Transformationsberaterin Stella Schaller rät dazu, den inneren Kompass für die Transformation mit positiven Zukunftsbildern zu schärfen. Es helfe bei der Motivation, das Neue erfahrbar und greifbar zu machen. „Alle Systeme haben Lebenszyklen, in denen sie wachsen und dienlich sind, bevor sie von etwas Neuem abgelöst werden“, so Schaller. In dieser Phase dazwischen, wo sich das Alte zerbrösle und sich auflöse und das Neue noch nicht ganz da sei, kommt es häufig zu Unsicherheiten, Chaos und Konflikten. Dabei sei es wichtig zu wissen, dass die Transformation im Wesentlichen im Inneren passiere. Die Gesellschaft und Wirtschaft stehe aktuell vor der Aufgabe, „ein degeneratives System in ein nachhaltig regeneratives System überzuführen“. Das seien nicht oberflächliche, sondern tiefgründige Veränderungen.
Erschwert werde die Transformation durch das Auftreten von Polykrisen, wie man es derzeit erlebe. So sei die ökologische Krise mit vielen anderen verbunden, etwa dem Krieg oder der Inflation. „Die vielen Aspekte der Polykrise bedingen sich und verstärken sich gegenseitig“, so Schaller. Um einen Beitrag für die Transformation zu leisten, arbeitete Schaller am Buch „Zukunftsbilder 2045“ mit. Dabei geht es um die Reise in die Welt von morgen. Es soll auch visuell dargestellt werden, wie schön und nachhaltig sich die Gesellschaft entwickeln kann, etwa in Wien im Jahre 2045. Nach Schallers Vorstellung wird in dieser Welt immer mehr Grün in die Städte Einzug halten und damit speziell Ballungsräume lebenswerter machen.
Drastische Schritte notwendig
Mit dem Ressourcenverbrauch des Wohlstands beschäftigte sich Willi Haas von der Universität für Bodenkultur. „Wir verändern die Natur so, dass es ungemütlich wird“, betonte Haas.
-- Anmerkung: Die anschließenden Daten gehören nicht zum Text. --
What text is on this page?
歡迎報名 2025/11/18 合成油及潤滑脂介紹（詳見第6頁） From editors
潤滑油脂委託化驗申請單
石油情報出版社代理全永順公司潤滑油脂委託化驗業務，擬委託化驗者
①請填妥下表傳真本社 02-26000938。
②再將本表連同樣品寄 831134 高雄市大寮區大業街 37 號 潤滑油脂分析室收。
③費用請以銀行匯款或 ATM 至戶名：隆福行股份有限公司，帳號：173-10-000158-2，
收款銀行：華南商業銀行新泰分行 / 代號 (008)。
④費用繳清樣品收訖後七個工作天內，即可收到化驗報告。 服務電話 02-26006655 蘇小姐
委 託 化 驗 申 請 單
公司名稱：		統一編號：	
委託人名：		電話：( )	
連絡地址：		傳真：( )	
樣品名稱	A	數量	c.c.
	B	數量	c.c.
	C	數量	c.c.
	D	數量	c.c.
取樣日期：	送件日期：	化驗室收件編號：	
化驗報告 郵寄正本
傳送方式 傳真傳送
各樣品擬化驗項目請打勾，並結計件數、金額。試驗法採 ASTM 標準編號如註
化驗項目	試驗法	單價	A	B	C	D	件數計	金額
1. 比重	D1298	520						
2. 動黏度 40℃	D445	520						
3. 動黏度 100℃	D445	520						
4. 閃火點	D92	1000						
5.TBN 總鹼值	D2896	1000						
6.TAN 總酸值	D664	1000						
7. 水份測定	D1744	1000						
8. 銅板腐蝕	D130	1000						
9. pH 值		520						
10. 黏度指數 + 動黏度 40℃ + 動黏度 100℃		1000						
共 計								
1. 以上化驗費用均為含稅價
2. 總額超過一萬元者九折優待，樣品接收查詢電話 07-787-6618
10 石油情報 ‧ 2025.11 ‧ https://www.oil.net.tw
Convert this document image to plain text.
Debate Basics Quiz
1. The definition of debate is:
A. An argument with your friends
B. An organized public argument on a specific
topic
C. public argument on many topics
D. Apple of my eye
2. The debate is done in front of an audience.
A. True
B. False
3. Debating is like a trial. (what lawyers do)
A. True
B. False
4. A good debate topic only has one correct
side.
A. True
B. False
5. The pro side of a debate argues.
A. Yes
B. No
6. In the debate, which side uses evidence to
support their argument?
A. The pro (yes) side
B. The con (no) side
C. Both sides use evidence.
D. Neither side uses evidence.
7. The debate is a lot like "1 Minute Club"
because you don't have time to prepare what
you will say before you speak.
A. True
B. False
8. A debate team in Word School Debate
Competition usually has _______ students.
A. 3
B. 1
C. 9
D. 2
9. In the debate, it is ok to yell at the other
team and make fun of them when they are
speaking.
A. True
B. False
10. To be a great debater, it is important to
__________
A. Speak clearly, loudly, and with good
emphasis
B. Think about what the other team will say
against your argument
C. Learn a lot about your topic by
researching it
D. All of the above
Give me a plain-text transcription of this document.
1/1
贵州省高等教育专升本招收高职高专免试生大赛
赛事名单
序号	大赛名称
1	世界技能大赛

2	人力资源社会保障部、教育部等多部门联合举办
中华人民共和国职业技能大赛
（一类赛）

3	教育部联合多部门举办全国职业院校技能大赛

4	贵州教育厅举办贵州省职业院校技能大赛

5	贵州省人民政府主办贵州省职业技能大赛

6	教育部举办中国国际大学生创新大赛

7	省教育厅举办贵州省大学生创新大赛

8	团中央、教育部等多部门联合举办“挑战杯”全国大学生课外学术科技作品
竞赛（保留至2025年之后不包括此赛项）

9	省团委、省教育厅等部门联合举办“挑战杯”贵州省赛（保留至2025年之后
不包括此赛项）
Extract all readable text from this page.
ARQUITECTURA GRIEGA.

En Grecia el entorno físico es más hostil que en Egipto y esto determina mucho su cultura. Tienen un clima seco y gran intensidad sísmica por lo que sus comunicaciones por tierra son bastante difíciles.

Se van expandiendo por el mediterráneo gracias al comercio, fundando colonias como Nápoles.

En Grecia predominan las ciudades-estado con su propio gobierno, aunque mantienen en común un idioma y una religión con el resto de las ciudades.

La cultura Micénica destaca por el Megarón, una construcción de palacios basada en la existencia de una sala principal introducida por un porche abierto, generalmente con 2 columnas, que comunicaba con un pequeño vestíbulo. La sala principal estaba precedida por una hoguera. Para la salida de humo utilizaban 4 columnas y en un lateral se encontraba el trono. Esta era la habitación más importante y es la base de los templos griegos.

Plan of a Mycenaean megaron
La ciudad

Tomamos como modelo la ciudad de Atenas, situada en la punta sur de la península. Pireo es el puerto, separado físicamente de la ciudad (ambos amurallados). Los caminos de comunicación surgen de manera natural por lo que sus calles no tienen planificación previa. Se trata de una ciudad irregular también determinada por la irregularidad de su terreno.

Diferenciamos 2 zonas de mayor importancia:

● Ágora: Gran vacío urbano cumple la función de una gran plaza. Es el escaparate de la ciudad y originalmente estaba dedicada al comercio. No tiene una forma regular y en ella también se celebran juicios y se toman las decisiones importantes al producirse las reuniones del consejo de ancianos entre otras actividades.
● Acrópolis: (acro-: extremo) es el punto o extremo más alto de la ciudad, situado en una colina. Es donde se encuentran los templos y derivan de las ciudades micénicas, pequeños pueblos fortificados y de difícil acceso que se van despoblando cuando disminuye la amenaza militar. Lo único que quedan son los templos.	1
Es werden immer mehr Tonnen der Natur entnommen, ohne dass es ihr zurückgegeben werde. Die Zirkularität nehme immer mehr ab. So habe der Materialverbrauch im Jahr 2015 um 50 Prozent innerhalb von 15 Jahren zugenommen, berichtet Haas. Um den Ressourcenverbrauch drastisch zu reduzieren, brauche es tiefgreifende Änderungen in der Gesellschaft. „Kein Neubau auf unbebautem Land macht wirklichen einen Unterschied“, erklärt Haas. „Erst dann würden sich die Materialflüsse von Grund auf ändern. Und erst das führe dazu, dass man bei den „planetaren Grenzen“, also den ökologischen Grenzen der Erde, zurückrudern könne und diese entlasten.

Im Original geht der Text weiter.